I thought it was an interesting book to read. Considering that I'm not Jewish and have some friends who are, it was a good way for me to have a better understanding of Jewish people when it comes to their beliefs and having a kosher lifestyle. I really liked how the author included the recipes in her book and had a story with every food that she mentioned. However, there were some chapters that I thought were a bit tedious. I also wish the author talked more about Miriam's past, like how she survived the holocaust and what she did with food during that time.
This is one of the best memoirs I've ever read. It's one I read several years ago, and I still think of it often. It's full of warmth, history, joy, and pain.
The author is a secular Jew who forms a close friendship with her Orthodox mother-in-law when she decides to start keeping a kosher kitchen. They bond over old family recipes. Miriam is a quiet, loving heroine. Her story will touch you deeply.

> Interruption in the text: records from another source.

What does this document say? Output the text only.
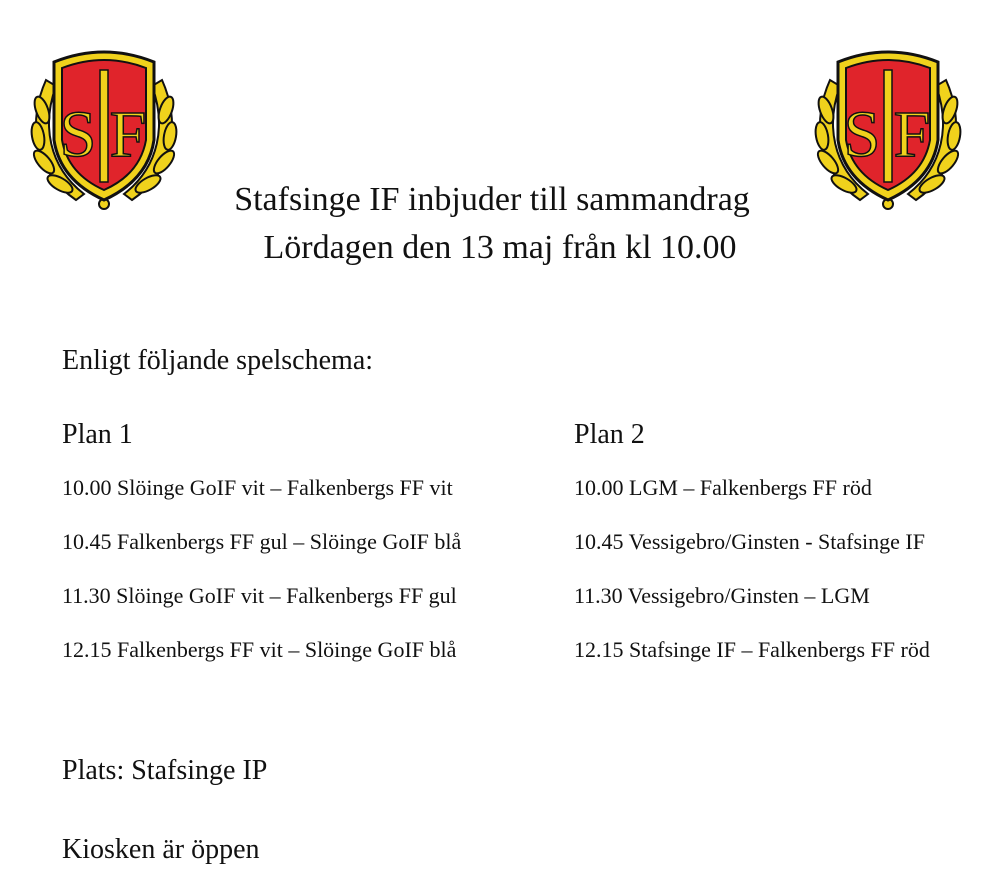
S F	S F
Stafsinge IF inbjuder till sammandrag
Lördagen den 13 maj från kl 10.00
Enligt följande spelschema:
Plan 1
10.00 Slöinge GoIF vit – Falkenbergs FF vit
10.45 Falkenbergs FF gul – Slöinge GoIF blå
11.30 Slöinge GoIF vit – Falkenbergs FF gul
12.15 Falkenbergs FF vit – Slöinge GoIF blå
Plan 2
10.00 LGM – Falkenbergs FF röd
10.45 Vessigebro/Ginsten - Stafsinge IF
11.30 Vessigebro/Ginsten – LGM
12.15 Stafsinge IF – Falkenbergs FF röd
Plats: Stafsinge IP
Kiosken är öppen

Some really beautiful pieces of writing. Adored the reflections on family history and the mouthwatering telling of how food transports tradition forward. I appreciated the author’s struggle to craft a Judaism that made sense to her in a late 20th century life—whether to keep a kosher kitchen became a metaphor for that struggle—but these segments felt somewhat labored and redundant to me. Overall a heartwarming tribute to a family’s Jewish faith, food, culture and history.
I don't know if this book would resonate with most people but, having lived a life very similar to hers, it was very moving. (How many other people grew up singing The Peat Bog Soldiers?) I wish I'd written this book but, not knowing how to write, I settled for reading it, and loving every minute.
Autobiography, history, personal philosophy, cooking, all interwoven as they are in life--and recipes to boot. Elizabeth is Jewish, but not especially observant. She begins to commit to a Kosher kitchen and other observances by way of, as she says, building a floor under her children. Miriam, her mother-in-law, plays a major role, as the title suggests.
Truly wonderful book (non-fiction) telling one modern woman's journey to reconnect with her Jewish immigrant heritage. She learns heart-warming stories and delicious recipes from Miriam, her mother-in-law, as she gradually decides to create a kosher kitchen to "build a floor" under her children. Beautiful story about the importance of family and food. I highly recommend this book!